Selvazzano. Durante il lockdown la famiglia Brunazzetto ha costruito un capitello votivo a Sant'Antonio

I coniugi Brunazzetto di Selvazzano, insieme ai figli di 10 e 12 anni, hanno realizzato con le loro mani, nel giardino di casa, un capitello che accoglie la statua di sant’Antonio. Complice la pandemia e la chiusura forzata in casa, la famiglia ha concretizzato il sogno che mamma Sarah portava nel cuore da lungo tempo. Una devozione, quella al Santo, trasformata in luogo di preghiera, riposo e affidamento. Qui anche la comunità parrocchiale può attingere forza e speranza, guardando alla resurrezione della Pasqua.
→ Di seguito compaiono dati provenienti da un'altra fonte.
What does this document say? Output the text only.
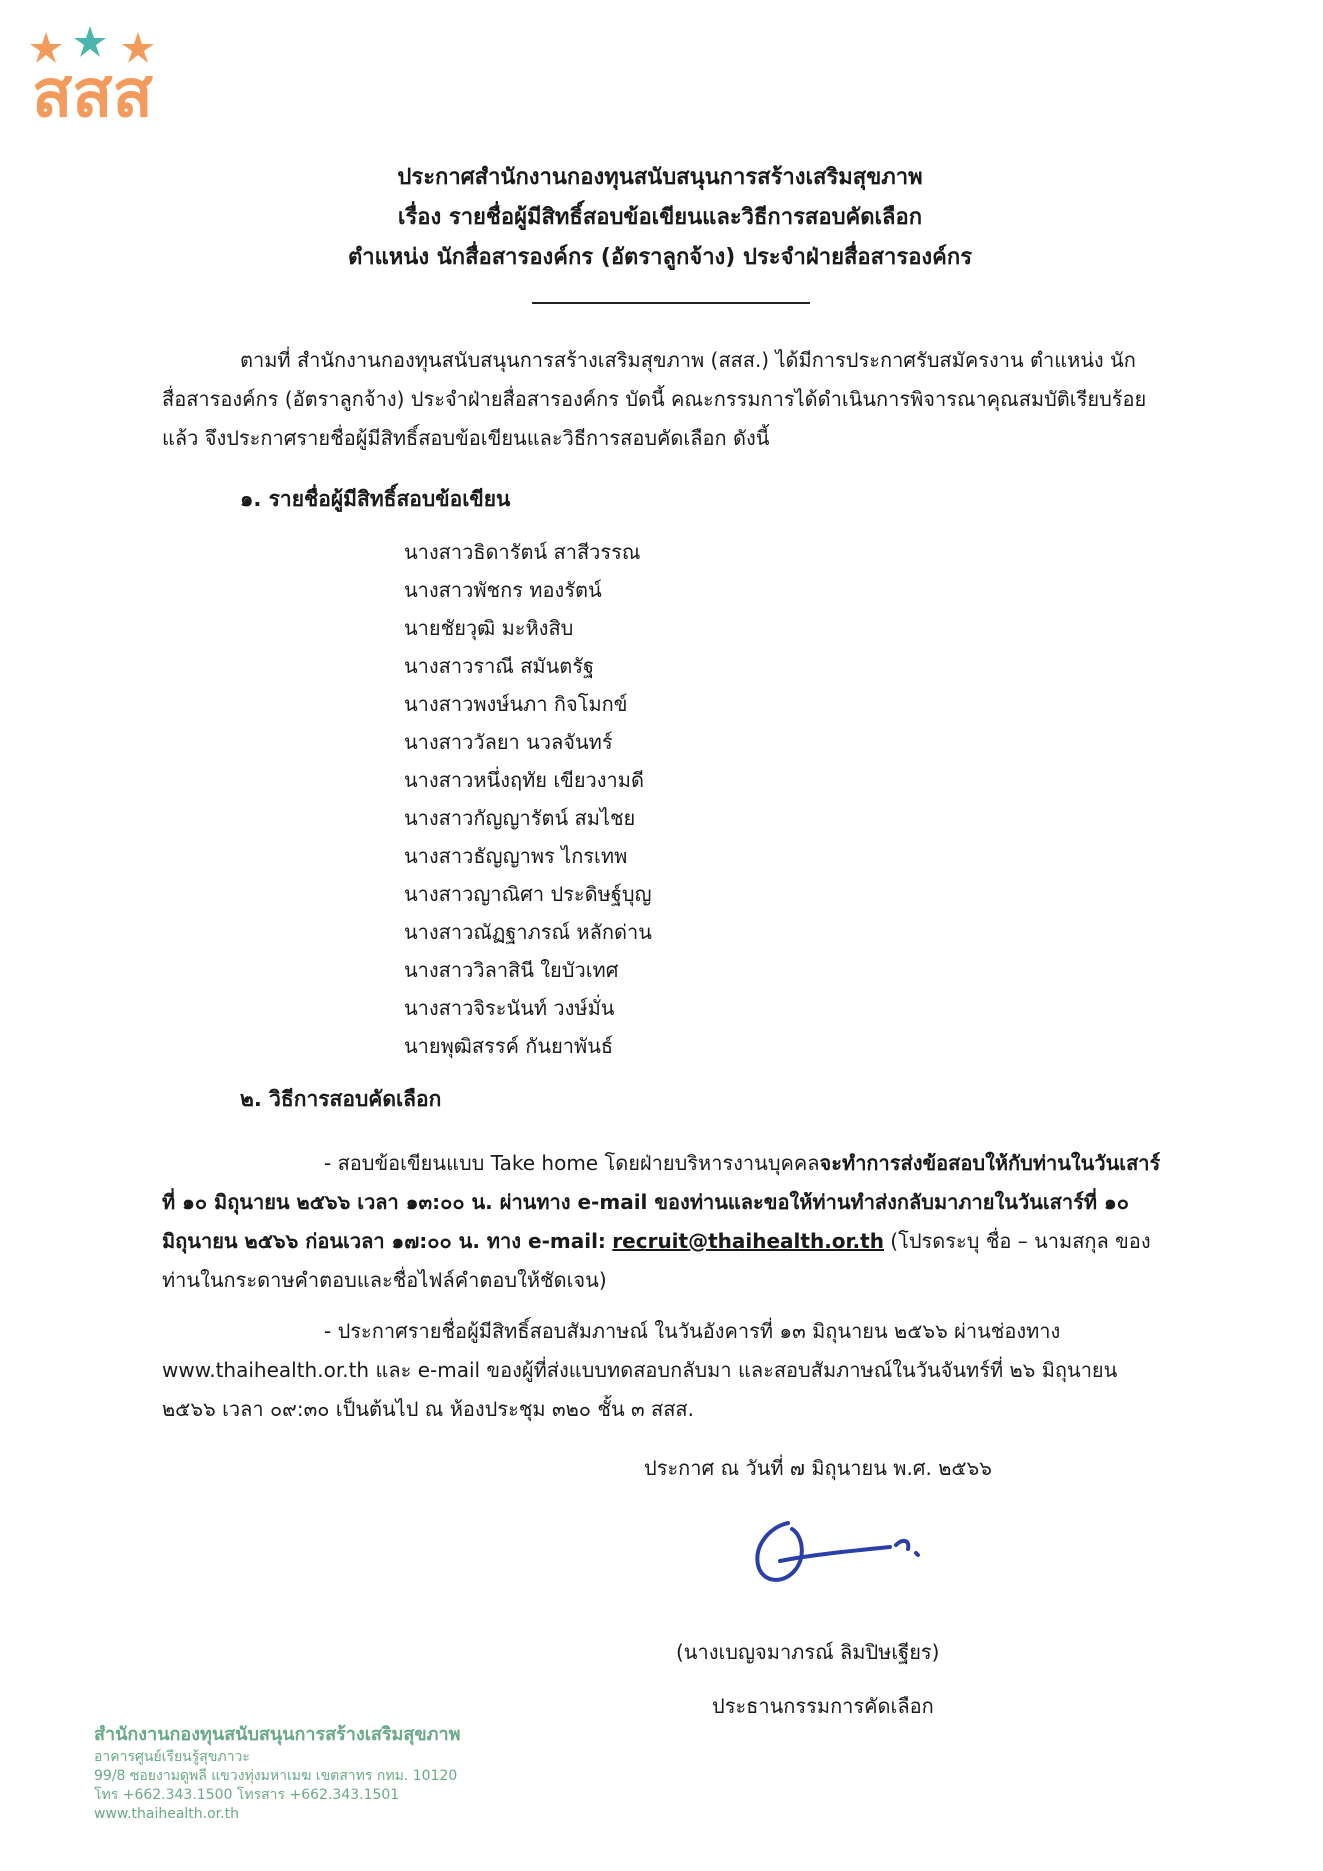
สสส
ประกาศสำนักงานกองทุนสนับสนุนการสร้างเสริมสุขภาพ
เรื่อง รายชื่อผู้มีสิทธิ์สอบข้อเขียนและวิธีการสอบคัดเลือก
ตำแหน่ง นักสื่อสารองค์กร (อัตราลูกจ้าง) ประจำฝ่ายสื่อสารองค์กร
ตามที่ สำนักงานกองทุนสนับสนุนการสร้างเสริมสุขภาพ (สสส.) ได้มีการประกาศรับสมัครงาน ตำแหน่ง นักสื่อสารองค์กร (อัตราลูกจ้าง) ประจำฝ่ายสื่อสารองค์กร บัดนี้ คณะกรรมการได้ดำเนินการพิจารณาคุณสมบัติเรียบร้อยแล้ว จึงประกาศรายชื่อผู้มีสิทธิ์สอบข้อเขียนและวิธีการสอบคัดเลือก ดังนี้
๑. รายชื่อผู้มีสิทธิ์สอบข้อเขียน
นางสาวธิดารัตน์ สาสีวรรณ
นางสาวพัชกร ทองรัตน์
นายชัยวุฒิ มะหิงสิบ
นางสาวราณี สมันตรัฐ
นางสาวพงษ์นภา กิจโมกข์
นางสาววัลยา นวลจันทร์
นางสาวหนึ่งฤทัย เขียวงามดี
นางสาวกัญญารัตน์ สมไชย
นางสาวธัญญาพร ไกรเทพ
นางสาวญาณิศา ประดิษฐ์บุญ
นางสาวณัฏฐาภรณ์ หลักด่าน
นางสาววิลาสินี ใยบัวเทศ
นางสาวจิระนันท์ วงษ์มั่น
นายพุฒิสรรค์ กันยาพันธ์
๒. วิธีการสอบคัดเลือก
- สอบข้อเขียนแบบ Take home โดยฝ่ายบริหารงานบุคคลจะทำการส่งข้อสอบให้กับท่านในวันเสาร์ที่ ๑๐ มิถุนายน ๒๕๖๖ เวลา ๑๓:๐๐ น. ผ่านทาง e-mail ของท่านและขอให้ท่านทำส่งกลับมาภายในวันเสาร์ที่ ๑๐ มิถุนายน ๒๕๖๖ ก่อนเวลา ๑๗:๐๐ น. ทาง e-mail: recruit@thaihealth.or.th (โปรดระบุ ชื่อ – นามสกุล ของท่านในกระดาษคำตอบและชื่อไฟล์คำตอบให้ชัดเจน)
- ประกาศรายชื่อผู้มีสิทธิ์สอบสัมภาษณ์ ในวันอังคารที่ ๑๓ มิถุนายน ๒๕๖๖ ผ่านช่องทาง www.thaihealth.or.th และ e-mail ของผู้ที่ส่งแบบทดสอบกลับมา และสอบสัมภาษณ์ในวันจันทร์ที่ ๒๖ มิถุนายน ๒๕๖๖ เวลา ๐๙:๓๐ เป็นต้นไป ณ ห้องประชุม ๓๒๐ ชั้น ๓ สสส.
ประกาศ ณ วันที่ ๗ มิถุนายน พ.ศ. ๒๕๖๖
(นางเบญจมาภรณ์ ลิมปิษเฐียร)
ประธานกรรมการคัดเลือก
สำนักงานกองทุนสนับสนุนการสร้างเสริมสุขภาพ
อาคารศูนย์เรียนรู้สุขภาวะ
99/8 ซอยงามดูพลี แขวงทุ่งมหาเมฆ เขตสาทร กทม. 10120
โทร +662.343.1500 โทรสาร +662.343.1501
www.thaihealth.or.th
Selvazzano. Durante il lockdown la famiglia Brunazzetto ha costruito un capitello votivo a Sant'Antonio

Si sente ripetere spesso di recente e, in effetti, è così: la pandemia non ha portato solo morte, malattia, disperazione. Ha costretto anche molti di noi a ripensarsi, a riflettere su aspetti inediti della propria vita, a guardarsi un po' più “dentro”; e, perché no, ad alzare gli occhi al cielo in modo nuovo. Così Sarah Trevisan, mamma di Selvazzano Dentro, lo ammette senza giri di parole: «Se non ci fosse stata la pandemia, non avremmo mai costruito il capitello dedicato a sant’Antonio che si trova ora nel nostro giardino. Senza il confinamento, oggi sarebbe ancora, soltanto, un bel desiderio».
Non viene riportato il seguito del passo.